The first thing to remember about the “MicroStock” industry is that it has matured.  If you are contemplating a new startup, you have a VERY LONG and DIFFICULT road ahead of you.  The overwhelming majority of buyers have already settled on their favorite places to buy from.  The job of getting them to buy from you is going to be an extremely difficult one and you are likely going to fail.  Go into it with the expectation (and fear) of failing, and you might just make it despite the odds.

“Fear of failure” is one of the best motivators for any new business.  It drives you to innovate and do non-traditional things that can help to make you a success.  And in a mature industry innovation is key.  But even more important is a strong desire to beat the odds and be the best.  If you set your goal to “make enough money to pay my mortgage” then you are doomed to fail.  You are not going to have the drive to take risks.  If you start down this road then you need to have the attitude and desire to be number 1 and take the established sites down.  Otherwise, don’t even bother… seriously you need to find something else you are passionate about because at this stage of the game passion is the only thing that will bring you success in this industry.

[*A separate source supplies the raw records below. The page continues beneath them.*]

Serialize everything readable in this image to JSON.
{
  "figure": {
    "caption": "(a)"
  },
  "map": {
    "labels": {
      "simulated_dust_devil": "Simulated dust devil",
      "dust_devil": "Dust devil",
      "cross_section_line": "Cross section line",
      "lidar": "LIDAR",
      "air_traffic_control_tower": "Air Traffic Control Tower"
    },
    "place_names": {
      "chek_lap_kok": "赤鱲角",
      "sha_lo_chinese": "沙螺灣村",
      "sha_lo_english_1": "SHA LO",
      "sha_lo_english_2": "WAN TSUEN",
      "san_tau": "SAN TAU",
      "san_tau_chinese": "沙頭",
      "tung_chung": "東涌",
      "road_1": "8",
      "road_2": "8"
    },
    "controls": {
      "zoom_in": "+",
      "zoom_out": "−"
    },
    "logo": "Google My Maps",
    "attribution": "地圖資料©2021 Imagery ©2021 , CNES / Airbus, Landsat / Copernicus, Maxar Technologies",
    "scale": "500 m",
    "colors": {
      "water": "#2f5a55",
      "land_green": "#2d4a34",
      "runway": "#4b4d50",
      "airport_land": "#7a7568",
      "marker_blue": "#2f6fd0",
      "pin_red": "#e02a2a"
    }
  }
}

Search Engine Optimization (SEO) and buying Google/Yahoo ad placement is not going to drive a significant amount of traffic to your new site.  Most of the buyers have picked their sites and no longer use search engines.  Sure, there are always “new people” coming in to the industry that don’t know about Pond5, RevoStock, ShutterStock, Artbeats, Digital Juice or iStock… but they represent a very tiny part of the stock buyer community.  So plan on spending both time and MONEY on more traditional advertising like trade magazines and web ads on industry related sites.

Pick a niche.  The above mentioned sites target all buyers and accept all types of clips.  Footage, animation, HD, web sizes, etc…  But there are some successful niche sites that specialize in Nature Footage, Motion Graphics, or Very Small Rocks.  Find a niche that you don’t see being well served and fill that gap.  By concentrating on a small niche you’ll find it easier to stand out and attract buyers who have the need for your clips.